Let’s check the overall lightning strike count for each year.

# Calculate total number of strikes per year
union_df[['year','number_of_strikes']].groupby(['year']).sum()

	number_of_strikes
year
2016	41582229
2017	35095195
2018	44600989

Now we’ll calculate the percentage of total lightning strikes for each year that occurred in a given month and assign the results to a new dataframe called lightning_by_month.

# Calculate total lightning strikes for each month of each year
lightning_by_month = union_df.groupby(['month_txt','year']).agg(
    number_of_strikes = pd.NamedAgg(column='number_of_strikes',aggfunc=sum)
    ).reset_index()

lightning_by_month.head()

	month_txt	year	number_of_strikes
0	April	2016	2636427
1	April	2017	3819075
2	April	2018	1524339
3	August	2016	7250442
4	August	2017	6021702

By the way, we can use the agg() function to calculate the same yearly totals we found before, with 2017 having fewer strikes than the other two years.

# Calculate total lightning strikes for each year
lightning_by_year = union_df.groupby(['year']).agg(
  year_strikes = pd.NamedAgg(column='number_of_strikes',aggfunc=sum)
).reset_index()

lightning_by_year.head()

	year	year_strikes
0	2016	41582229
1	2017	35095195
2	2018	44600989

Back to our bar plot… We need to use the monthly totals to calculate percentages. For each month, we’ll need the monthly total strike count and the total strike count for that year. Let’s create another dataframe called percentage_lightning that adds a new column called year_strikes, which represents the total number of strikes for each year. We can do this using the merge() function. We’ll merge the lightning_by_month dataframe with the lightning_by_year dataframe, specifying to merge on the year column. This means that wherever the year columns contain the same value in both dataframes, a row is created in our new dataframe with all the other columns from both dataframes being merged. To learn more about this function, refer to the merge() pandas documentation.

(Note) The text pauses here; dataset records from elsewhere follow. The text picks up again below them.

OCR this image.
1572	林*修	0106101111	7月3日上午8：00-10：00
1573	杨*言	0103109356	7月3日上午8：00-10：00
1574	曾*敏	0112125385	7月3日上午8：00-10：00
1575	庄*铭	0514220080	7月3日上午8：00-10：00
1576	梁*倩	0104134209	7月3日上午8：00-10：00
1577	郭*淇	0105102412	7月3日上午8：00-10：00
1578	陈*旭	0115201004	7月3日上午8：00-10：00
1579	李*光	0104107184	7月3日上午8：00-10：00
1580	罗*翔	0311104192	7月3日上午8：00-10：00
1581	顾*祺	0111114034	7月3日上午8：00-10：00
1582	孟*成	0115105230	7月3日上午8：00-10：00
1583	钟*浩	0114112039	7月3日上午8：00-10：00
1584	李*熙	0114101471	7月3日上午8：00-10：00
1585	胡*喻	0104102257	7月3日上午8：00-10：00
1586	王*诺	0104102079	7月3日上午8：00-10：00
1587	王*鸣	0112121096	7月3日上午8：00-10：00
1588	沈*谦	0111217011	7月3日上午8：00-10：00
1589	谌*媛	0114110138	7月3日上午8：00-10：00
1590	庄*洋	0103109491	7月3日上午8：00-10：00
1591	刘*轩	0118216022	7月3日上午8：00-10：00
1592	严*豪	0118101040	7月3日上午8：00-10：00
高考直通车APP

# Combine `lightning_by_month` and `lightning_by_year` dataframes into single dataframe
percentage_lightning = lightning_by_month.merge(lightning_by_year,on='year')
percentage_lightning.head()

	month_txt	year	number_of_strikes	year_strikes
0	April	2016	2636427	41582229
1	August	2016	7250442	41582229
2	December	2016	316450	41582229
3	February	2016	312676	41582229
4	January	2016	313595	41582229

Now we’ll create a new column in our new dataframe that represents the percentage of total lightning strikes for each year that occurred during each month. We do this by dividing the number_of_strikes column by the year_strikes column and multiplying the result by 100.

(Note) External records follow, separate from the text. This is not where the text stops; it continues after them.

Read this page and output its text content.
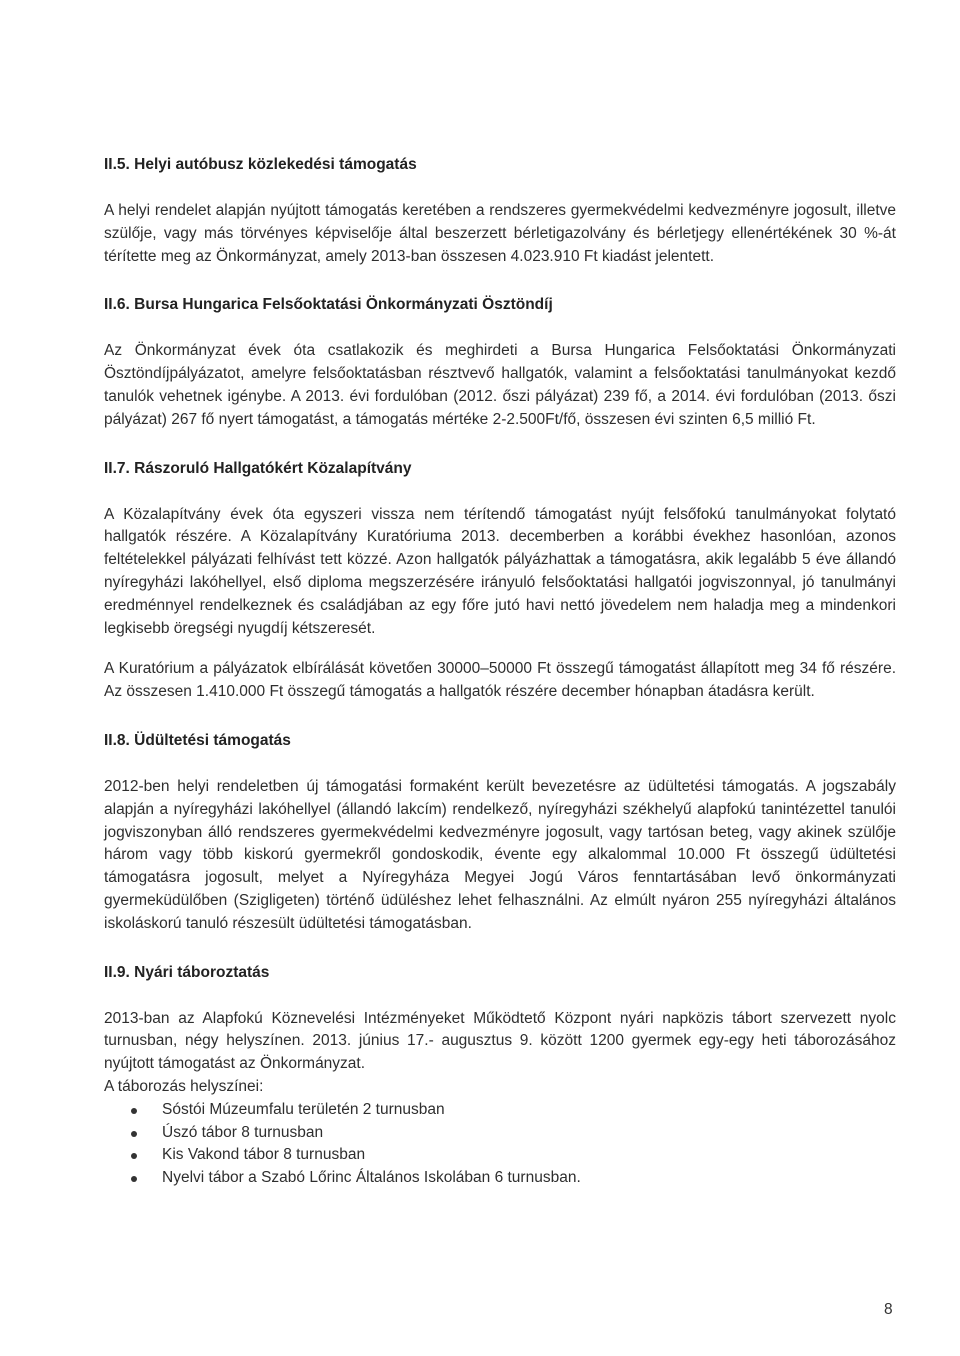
II.5. Helyi autóbusz közlekedési támogatás

A helyi rendelet alapján nyújtott támogatás keretében a rendszeres gyermekvédelmi kedvezményre jogosult, illetve szülője, vagy más törvényes képviselője által beszerzett bérletigazolvány és bérletjegy ellenértékének 30 %-át térítette meg az Önkormányzat, amely 2013-ban összesen 4.023.910 Ft kiadást jelentett.

II.6. Bursa Hungarica Felsőoktatási Önkormányzati Ösztöndíj

Az Önkormányzat évek óta csatlakozik és meghirdeti a Bursa Hungarica Felsőoktatási Önkormányzati Ösztöndíjpályázatot, amelyre felsőoktatásban résztvevő hallgatók, valamint a felsőoktatási tanulmányokat kezdő tanulók vehetnek igénybe. A 2013. évi fordulóban (2012. őszi pályázat) 239 fő, a 2014. évi fordulóban (2013. őszi pályázat) 267 fő nyert támogatást, a támogatás mértéke 2-2.500Ft/fő, összesen évi szinten 6,5 millió Ft.

II.7. Rászoruló Hallgatókért Közalapítvány

A Közalapítvány évek óta egyszeri vissza nem térítendő támogatást nyújt felsőfokú tanulmányokat folytató hallgatók részére. A Közalapítvány Kuratóriuma 2013. decemberben a korábbi évekhez hasonlóan, azonos feltételekkel pályázati felhívást tett közzé. Azon hallgatók pályázhattak a támogatásra, akik legalább 5 éve állandó nyíregyházi lakóhellyel, első diploma megszerzésére irányuló felsőoktatási hallgatói jogviszonnyal, jó tanulmányi eredménnyel rendelkeznek és családjában az egy főre jutó havi nettó jövedelem nem haladja meg a mindenkori legkisebb öregségi nyugdíj kétszeresét.

A Kuratórium a pályázatok elbírálását követően 30000–50000 Ft összegű támogatást állapított meg 34 fő részére. Az összesen 1.410.000 Ft összegű támogatás a hallgatók részére december hónapban átadásra került.

II.8. Üdültetési támogatás

2012-ben helyi rendeletben új támogatási formaként került bevezetésre az üdültetési támogatás. A jogszabály alapján a nyíregyházi lakóhellyel (állandó lakcím) rendelkező, nyíregyházi székhelyű alapfokú tanintézettel tanulói jogviszonyban álló rendszeres gyermekvédelmi kedvezményre jogosult, vagy tartósan beteg, vagy akinek szülője három vagy több kiskorú gyermekről gondoskodik, évente egy alkalommal 10.000 Ft összegű üdültetési támogatásra jogosult, melyet a Nyíregyháza Megyei Jogú Város fenntartásában levő önkormányzati gyermeküdülőben (Szigligeten) történő üdüléshez lehet felhasználni. Az elmúlt nyáron 255 nyíregyházi általános iskoláskorú tanuló részesült üdültetési támogatásban.

II.9. Nyári táboroztatás

2013-ban az Alapfokú Köznevelési Intézményeket Működtető Központ nyári napközis tábort szervezett nyolc turnusban, négy helyszínen. 2013. június 17.- augusztus 9. között 1200 gyermek egy-egy heti táborozásához nyújtott támogatást az Önkormányzat.

A táborozás helyszínei:

Sóstói Múzeumfalu területén 2 turnusban
Úszó tábor 8 turnusban
Kis Vakond tábor 8 turnusban
Nyelvi tábor a Szabó Lőrinc Általános Iskolában 6 turnusban.
8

# Create new `percentage_lightning_per_month` column
percentage_lightning['percentage_lightning_per_month'] = (percentage_lightning.number_of_strikes/
                                                          percentage_lightning.year_strikes * 100.0)
percentage_lightning.head()

	month_txt	year	number_of_strikes	year_strikes	percentage_lightning_per_month
0	April	2016	2636427	41582229	6.340273
1	August	2016	7250442	41582229	17.436396
2	December	2016	316450	41582229	0.761022
3	February	2016	312676	41582229	0.751946
4	January	2016	313595	41582229	0.754156

Now we can plot the percentages by month in a bar graph!

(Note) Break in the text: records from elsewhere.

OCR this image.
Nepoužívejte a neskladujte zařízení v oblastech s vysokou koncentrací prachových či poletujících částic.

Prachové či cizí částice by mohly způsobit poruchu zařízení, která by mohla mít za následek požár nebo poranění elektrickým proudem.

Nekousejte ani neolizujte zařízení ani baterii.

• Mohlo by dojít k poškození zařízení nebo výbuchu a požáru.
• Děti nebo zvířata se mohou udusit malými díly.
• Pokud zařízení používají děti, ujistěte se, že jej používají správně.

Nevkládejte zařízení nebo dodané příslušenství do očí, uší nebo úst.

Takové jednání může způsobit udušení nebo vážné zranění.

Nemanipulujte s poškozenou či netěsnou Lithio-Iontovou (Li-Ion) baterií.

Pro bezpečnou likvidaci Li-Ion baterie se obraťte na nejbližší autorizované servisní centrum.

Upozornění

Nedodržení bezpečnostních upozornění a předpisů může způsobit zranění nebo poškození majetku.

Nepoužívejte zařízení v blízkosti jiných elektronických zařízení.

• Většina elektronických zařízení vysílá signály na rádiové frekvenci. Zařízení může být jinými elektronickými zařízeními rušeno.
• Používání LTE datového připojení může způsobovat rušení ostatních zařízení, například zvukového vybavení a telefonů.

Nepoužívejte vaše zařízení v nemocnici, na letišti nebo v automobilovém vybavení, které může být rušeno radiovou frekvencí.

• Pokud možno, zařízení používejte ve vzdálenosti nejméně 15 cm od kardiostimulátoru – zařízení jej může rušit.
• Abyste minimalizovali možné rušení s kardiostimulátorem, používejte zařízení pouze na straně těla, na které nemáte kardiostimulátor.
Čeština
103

plt.figure(figsize=(10,6));

month_order = ['January', 'February', 'March', 'April', 'May', 'June', 
               'July', 'August', 'September', 'October', 'November', 'December']

sns.barplot(
    data = percentage_lightning,
    x = 'month_txt',
    y = 'percentage_lightning_per_month',
    hue = 'year',
    order = month_order );
plt.xlabel("Month");
plt.ylabel("% of lightning strikes");
plt.title("% of lightning strikes each Month (2016-2018)");

For all three years, there is a clear pattern over the course of each year. One month stands out. More than 1/3 of the lightning in 2018 happened in August.

If you have successfully completed the material above, congratulations! You now understand how to structure data in Python and should be able to start using it on your own datasets.